US: FDA clears first e-cigarettes
Cigarette smoking is the leading cause of preventable death in the United States.
Health officials in the United States authorized on Tuesday the first cigarette electronic, saying that RJ Reynolds products can benefit adult smokers.
The Food and Drug Administration (FDA) said the company's data showed that its Vuse e-cigarettes helped cigarette smokers to quit or significantly reduce the habit, the leading cause of preventable deaths in the United States.
Tuesday's decision is part of a vast effort by the FDA to subject the multi-billion dollar e-cigarette industry to scientific scrutiny after years of delay.
In September, the agency said it had rejected permit applications for more than one million e-cigarettes and related products, mainly because of the potential for them to attract teenagers. But regulators deferred decisions on most of the industry's top companies, including market leader Juul.
The FDA's decision only applies to Vuse's refillable device, Solo Power, and its tobacco flavored nicotine cartridges. The agency said it rejected 10 other requests from the company for other flavored products, although it did not release details. The FDA continues to review the company's application to sell a menthol-flavored nicotine formula.
"Today's authorizations are an important step in ensuring that all new tobacco products undergo a robust and rigorous scientific evaluation by the FDA," said Mitch Zeller, director of the agency's tobacco center.

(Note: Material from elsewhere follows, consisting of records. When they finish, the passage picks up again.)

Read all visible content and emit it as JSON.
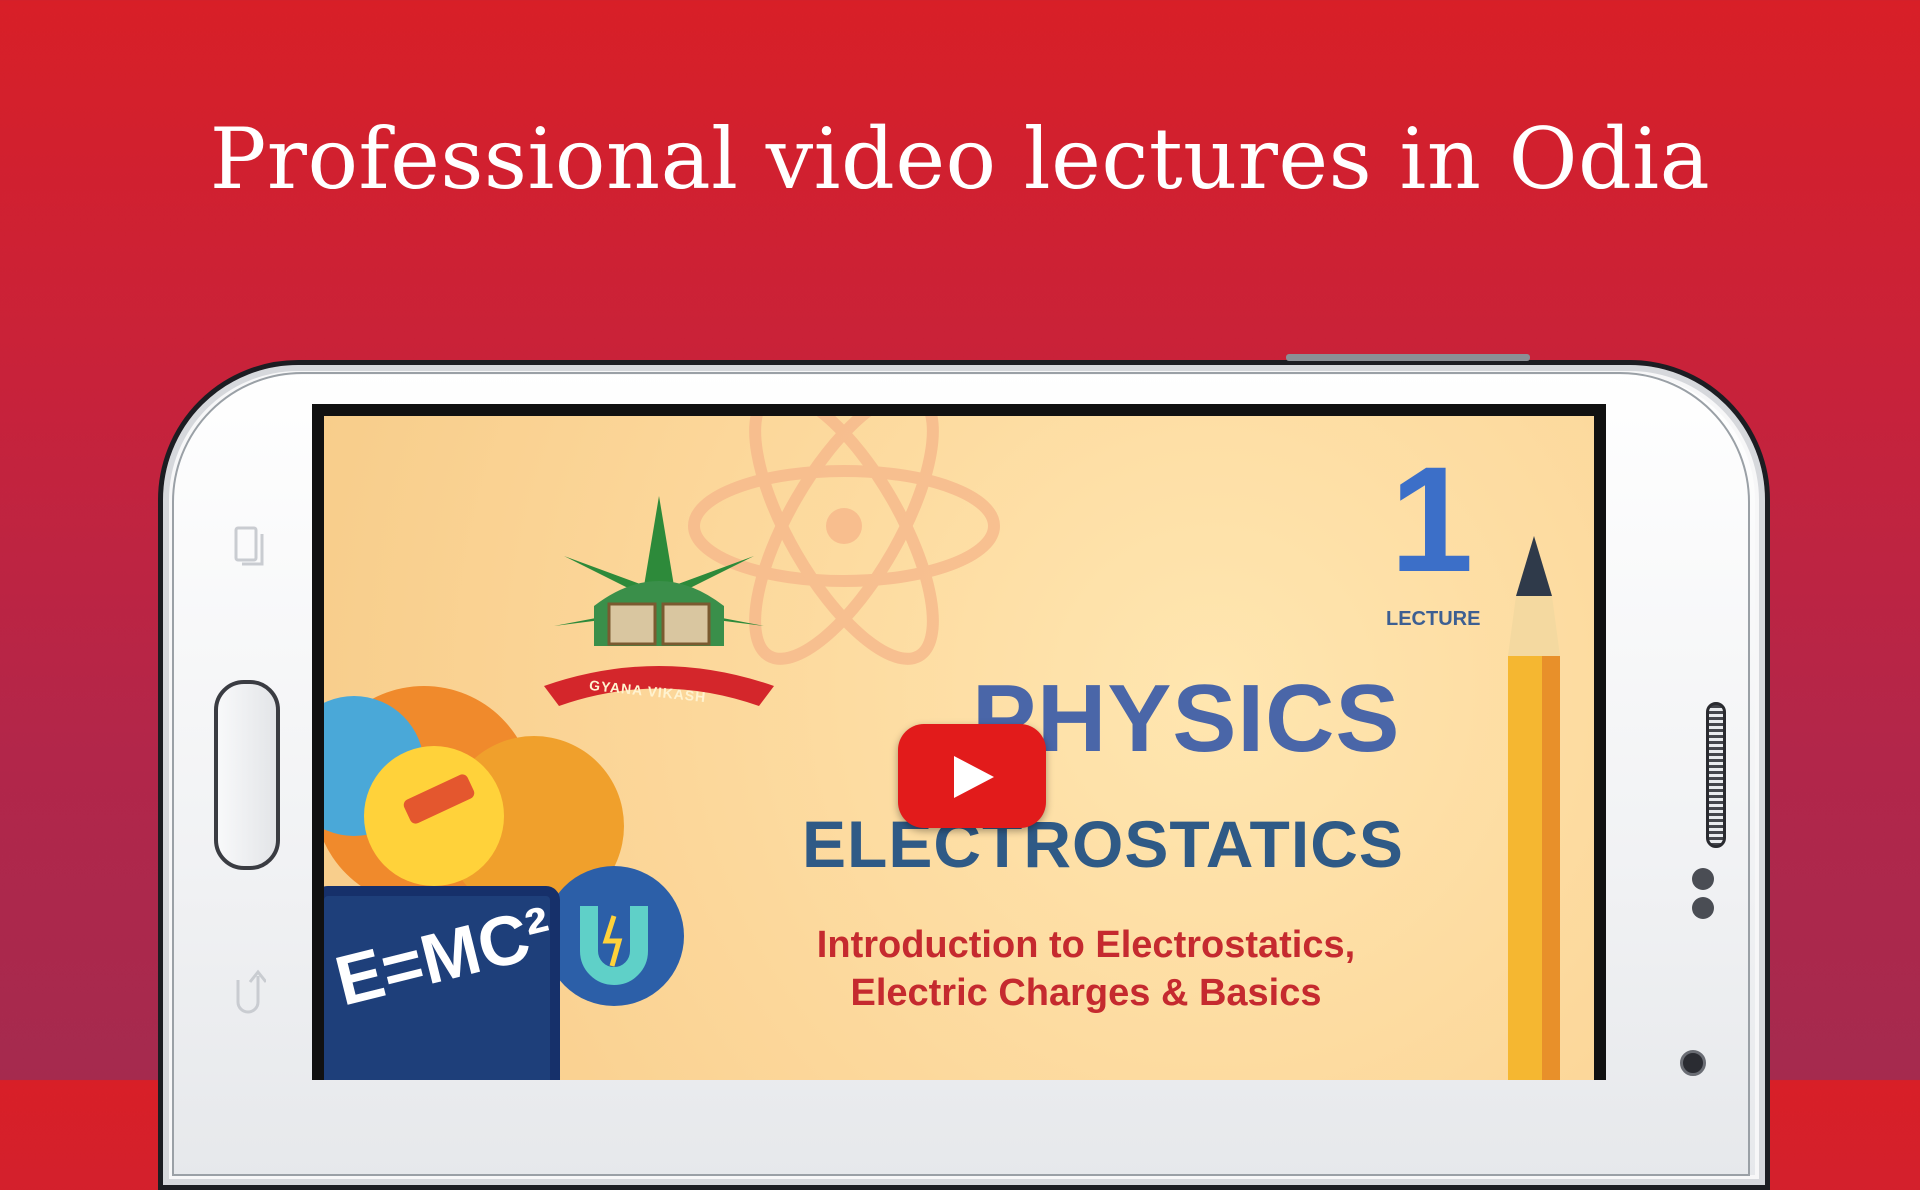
{
  "headline": "Professional video lectures in Odia",
  "video": {
    "lecture_number": "1",
    "lecture_label": "LECTURE",
    "subject": "PHYSICS",
    "topic": "ELECTROSTATICS",
    "lesson_line1": "Introduction to Electrostatics,",
    "lesson_line2": "Electric Charges & Basics",
    "formula": "E=MC²",
    "logo_text": "GYANA VIKASH"
  },
  "icons": {
    "play": "play-icon",
    "recent_apps": "recent-apps-icon",
    "back": "back-icon"
  },
  "colors": {
    "background_top": "#d81f27",
    "background_bottom": "#a52a4e",
    "play_button": "#e21b1b",
    "subject_text": "#4a66a8",
    "topic_text": "#2f5a86",
    "lesson_text": "#c52a2f"
  }
}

"The manufacturer's data shows that its tobacco-flavored products can benefit adult smokers who switch to those products - either completely or with a significant reduction in cigarette use."
E-cigarettes first appeared in the United States more than a decade ago, with promises to provide smokers with a less harmful alternative to traditional cigarettes. Cigarettes heat a nicotine solution in vapor that is inhaled.
But there have been very few rigorous studies on whether e-cigarettes actually help quit smoking. And the FDA's efforts to review the products and what they offer were repeatedly hampered by lobbying from industry and political interests.